The Complex

The Army is building cyber into its combat exercises

The Army has started incorporating cyber operations into exercises meant to prepare its heavy forces to fight major wars again after more than a decade of counterinsurgency, a three-star general revealed this week.

Until recently, "we had not thought through the process of how we could use cyber, or the network, from a weapons standpoint," said III Corps Commander, Lt. Gen. Donald Campbell during a speech at the Association of the U.S. Army's annual conference in Washington this week.

To address this, Campbell had representatives from U.S. Army Cyber Command embed with his commanders for the exercise, hosted by III Corps this summer, so that the traditional combat troops could learn how to use cyber in a conflict. (III Corps is a heavy combat formation of the U.S. Army consisting of numerous armor, cavalry and infantry divisions.)

"This was a Caspian Sea scenario against what I would classify as a near-peer adversary," said Campbell. This means that the friendly troops were fighting a nation with an advanced military, like Russia's.

In addition to throwing armor, artillery, and infantry at the enemy to defeat its forces, commanders got accustomed to thinking about how they would use cyber power in the campaign.

"I had to tell the staff, ‘Here's what I want to achieve as an example,' as we got ready to isolate Baku, in really the culminating operation for the exercise. I specifically said I want to target this [enemy] division to do this to it -- not ‘take it down', that's not a doctrinal term -- but to really impact its ability to command and control," said Campbell. "So we put together a [concept of operations] using [U.S. Army Cyber Command's] capabilities, [the Army cyber] team working to us to do that specific mission [taking out the enemy's command and control] and it was very successful."

What does very successful mean? The fake enemy's ability to command his forces and gather intelligence was degraded by about 40 percent because of Army cyber's efforts, according to Campbell.
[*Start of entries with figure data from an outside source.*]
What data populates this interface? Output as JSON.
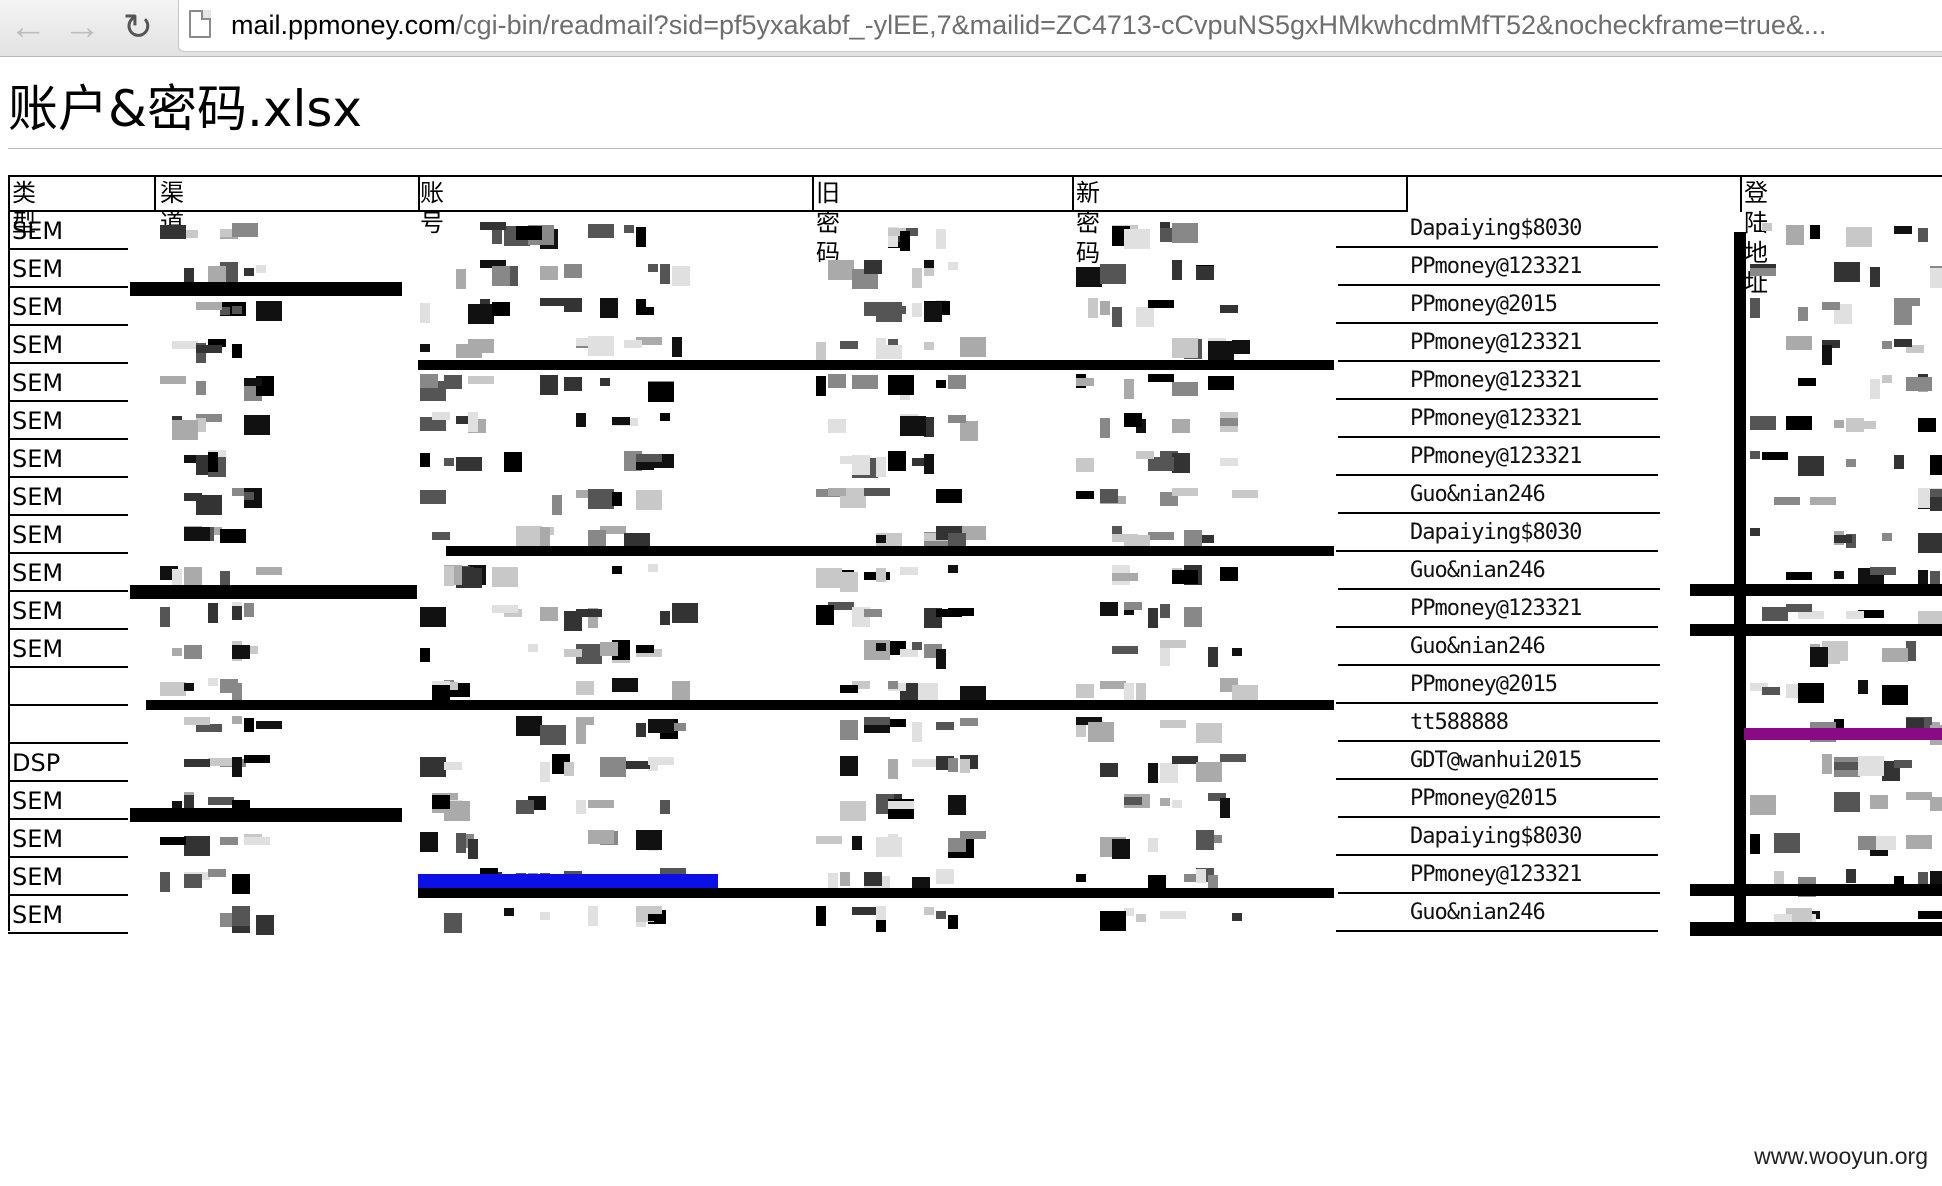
{
  "browser": {
    "back_icon": "arrow-left-icon",
    "forward_icon": "arrow-right-icon",
    "reload_icon": "reload-icon",
    "url_host": "mail.ppmoney.com",
    "url_rest": "/cgi-bin/readmail?sid=pf5yxakabf_-ylEE,7&mailid=ZC4713-cCvpuNS5gxHMkwhcdmMfT52&nocheckframe=true&..."
  },
  "document": {
    "title": "账户&密码.xlsx"
  },
  "sheet": {
    "headers": [
      "类型",
      "渠道",
      "账号",
      "旧密码",
      "新密码",
      "",
      "登陆地址"
    ],
    "rows": [
      {
        "type": "SEM",
        "password": "Dapaiying$8030"
      },
      {
        "type": "SEM",
        "password": "PPmoney@123321"
      },
      {
        "type": "SEM",
        "password": "PPmoney@2015"
      },
      {
        "type": "SEM",
        "password": "PPmoney@123321"
      },
      {
        "type": "SEM",
        "password": "PPmoney@123321"
      },
      {
        "type": "SEM",
        "password": "PPmoney@123321"
      },
      {
        "type": "SEM",
        "password": "PPmoney@123321"
      },
      {
        "type": "SEM",
        "password": "Guo&nian246"
      },
      {
        "type": "SEM",
        "password": "Dapaiying$8030"
      },
      {
        "type": "SEM",
        "password": "Guo&nian246"
      },
      {
        "type": "SEM",
        "password": "PPmoney@123321"
      },
      {
        "type": "SEM",
        "password": "Guo&nian246"
      },
      {
        "type": "",
        "password": "PPmoney@2015"
      },
      {
        "type": "",
        "password": "tt588888"
      },
      {
        "type": "DSP",
        "password": "GDT@wanhui2015"
      },
      {
        "type": "SEM",
        "password": "PPmoney@2015"
      },
      {
        "type": "SEM",
        "password": "Dapaiying$8030"
      },
      {
        "type": "SEM",
        "password": "PPmoney@123321"
      },
      {
        "type": "SEM",
        "password": "Guo&nian246"
      }
    ]
  },
  "footer": {
    "watermark": "www.wooyun.org"
  },
  "colors": {
    "redaction_blue": "#0a10e6",
    "redaction_purple": "#8a0a86"
  }
}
"When [Army cyber commander Lt. Gen. Rhett Hernandez] talks about the network as a weapons system, in my opinion that was a great example," said Campbell.

He added that his operational planners had to learn how to collaborate with the cyber commanders to use cyber weapons.

"We met daily, in a targeting brief for an hour and there were specific focused targets on what we would do to the network and what we would do to our network," said Campbell. 

Friendly forces even used social media in an attempt to win the local population's support.

"I asked the team to leverage what we could from a social media standpoint . . . to try to get after the populace," said Campbell, who added that this use of social media to influence the outcome of a conflict was "bigger than public affairs."

While the exercise was a start, the Army must make relationships between more traditional units like III Corps and its divisions and cyber forces "habitual," according to Campbell, who noted that several upcoming Army exercises will incorporate cyber.

All of this comes as the Army seeks to develop a new generation of cyber weapons and is working to incorporate offensive cyber fire support into its operations.

In addition to building strong and resilient networks capable of operating while under attack, "we must also be ready when directed to conduct offensive operations to help achieve commanders intents and the objectives that they desire," said Lt. Gen. Hernandez during the same event at which Campbell spoke.